Over the past decade, the advancement of AI has primarily relied on one path: feeding more data and computing power into larger models, allowing experience to accumulate within neural network parameters. This path has led to the leap in large models after ChatGPT, but it has also left behind a persistent challenge: as models become increasingly powerful, the reasons behind their successes and failures often remain difficult to explain and correct.

Recent experiments by OpenAI engineer Weng Jiayi suggest another possibility: within a clear objective, a runnable environment, and a feedback loop, AI can improve not only by training models but also by "autonomously modifying code."

On May 8, 2026, Weng Jiayi systematically documented this set of experiments in his personal blog "Learning Beyond Gradients" and simultaneously made the code repository, CSV experiment logs, and video replays public. He has long focused on reinforcement learning and post-training infrastructure, participated in the initial launch of ChatGPT, and contributed to projects like GPT-4, GPT-4 Turbo, GPT-4o, o-series, and GPT-5. Before joining OpenAI, he earned his bachelor's degree from the Department of Computer Science at Tsinghua University and his master's degree from Carnegie Mellon University. He is also a main author of the open-source reinforcement learning library Tianshou and the high-performance parallel environment engine EnvPool.

Image generated by AI

He had Codex repeatedly write policy code, run environments, read logs, review replays, locate failures, then modify code, add tests, and continue evaluation. After multiple iterations, Codex "cultivated" a set of pure Python programmatic strategies: it achieved a theoretical perfect score of 864 points in Atari Breakout and also produced results in robot control simulation environments like MuJoCo Ant and HalfCheetah that were close to those of common deep reinforcement learning algorithms.

The truly significant aspect of these experiments lies in a core question: When the coding agent is sufficiently capable, must learning necessarily occur within neural network weights?

In this experimental setup, experience is written into code, tests, logs, and replays, becoming a software system that can be read, modified, reviewed, and audited. If this direction continues to hold, the next step for Agentic AI might not only be training larger models but also enabling models to participate in maintaining a continuously evolving engineering system.
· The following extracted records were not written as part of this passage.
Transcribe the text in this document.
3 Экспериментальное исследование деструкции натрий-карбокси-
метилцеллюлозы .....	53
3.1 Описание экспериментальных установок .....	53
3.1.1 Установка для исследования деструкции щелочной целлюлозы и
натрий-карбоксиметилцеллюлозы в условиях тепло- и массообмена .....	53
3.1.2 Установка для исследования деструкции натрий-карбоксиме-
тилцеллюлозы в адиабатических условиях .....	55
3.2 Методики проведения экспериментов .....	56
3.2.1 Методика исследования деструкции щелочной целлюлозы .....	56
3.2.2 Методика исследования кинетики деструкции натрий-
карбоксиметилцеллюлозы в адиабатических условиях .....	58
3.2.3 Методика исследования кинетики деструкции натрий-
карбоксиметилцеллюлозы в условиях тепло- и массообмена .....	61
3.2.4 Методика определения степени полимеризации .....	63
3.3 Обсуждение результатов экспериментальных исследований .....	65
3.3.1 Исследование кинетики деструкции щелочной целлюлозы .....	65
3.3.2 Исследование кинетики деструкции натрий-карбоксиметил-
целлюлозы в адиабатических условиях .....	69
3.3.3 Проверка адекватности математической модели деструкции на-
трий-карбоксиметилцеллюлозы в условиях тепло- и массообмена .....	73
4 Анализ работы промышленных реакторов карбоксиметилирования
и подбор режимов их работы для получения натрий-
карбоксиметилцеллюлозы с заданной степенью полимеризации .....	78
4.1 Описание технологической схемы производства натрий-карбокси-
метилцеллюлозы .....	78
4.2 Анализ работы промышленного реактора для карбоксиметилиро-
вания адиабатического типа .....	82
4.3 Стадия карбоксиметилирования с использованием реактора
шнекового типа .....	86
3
01 From 387 Points to a Perfect Score: An Engineering Loop

Weng Jiayi wrote in his blog that the starting point for this experiment was actually an engineering need. While maintaining EnvPool in his spare time, he required a cheaper method than "running a neural network every time" to test whether the game environment was functioning correctly, as placing neural networks in CI was too expensive. The original question was: Could he write cheap, reproducible, heuristic rules that were clearly better than a random policy, to drive the environment to information-rich states?

He used Codex (base model gpt-5.4) to attempt writing a completely rule-based version. The initial prompt was very direct: "Write a strategy that can solve Breakout." The result was unsatisfactory. A low score itself provided no information—the action semantics could be wrong, state detection could be wrong, the evaluation process could be wrong, or the policy structure itself could be too weak.

Subsequently, Weng Jiayi changed the task format. He no longer asked Codex to simply deliver a policy.py file; instead, he required it to maintain a complete loop: probe actions and observations, write state detectors, write the policy, run complete episodes, record trials.jsonl and summary.csv, generate videos or curves, inspect failure modes, modify the policy, simplify code, and run regressions.

The experimental log for Breakout clearly recorded this process. In the first round, Codex confirmed the action space and observation shape, identified the colors of the ball, paddle, and bricks from the RGB frames, and then used image labels to scan the 128-byte Atari RAM. The initial baseline scored only 99 points. After adding tunnel offset logic, the score increased to 387 points.

387 points was a deceptively high local optimum. The strategy could stably hit the ball, but the ball path was trapped in a periodic loop: no lives were lost, but no new bricks could be broken, and the score was stuck. If a human were writing the code, they might continue fine-tuning the "accuracy of hitting the ball." Codex watched the video and the last few dozen steps of the trajectory, and identified the problem as a lack of disturbance in the ball's path.

Image: Atari Breakout gameplay. The player controls the bottom paddle to bounce a ball, breaking layers of colored bricks above. Codex achieved the theoretical perfect score of 864 points in this game.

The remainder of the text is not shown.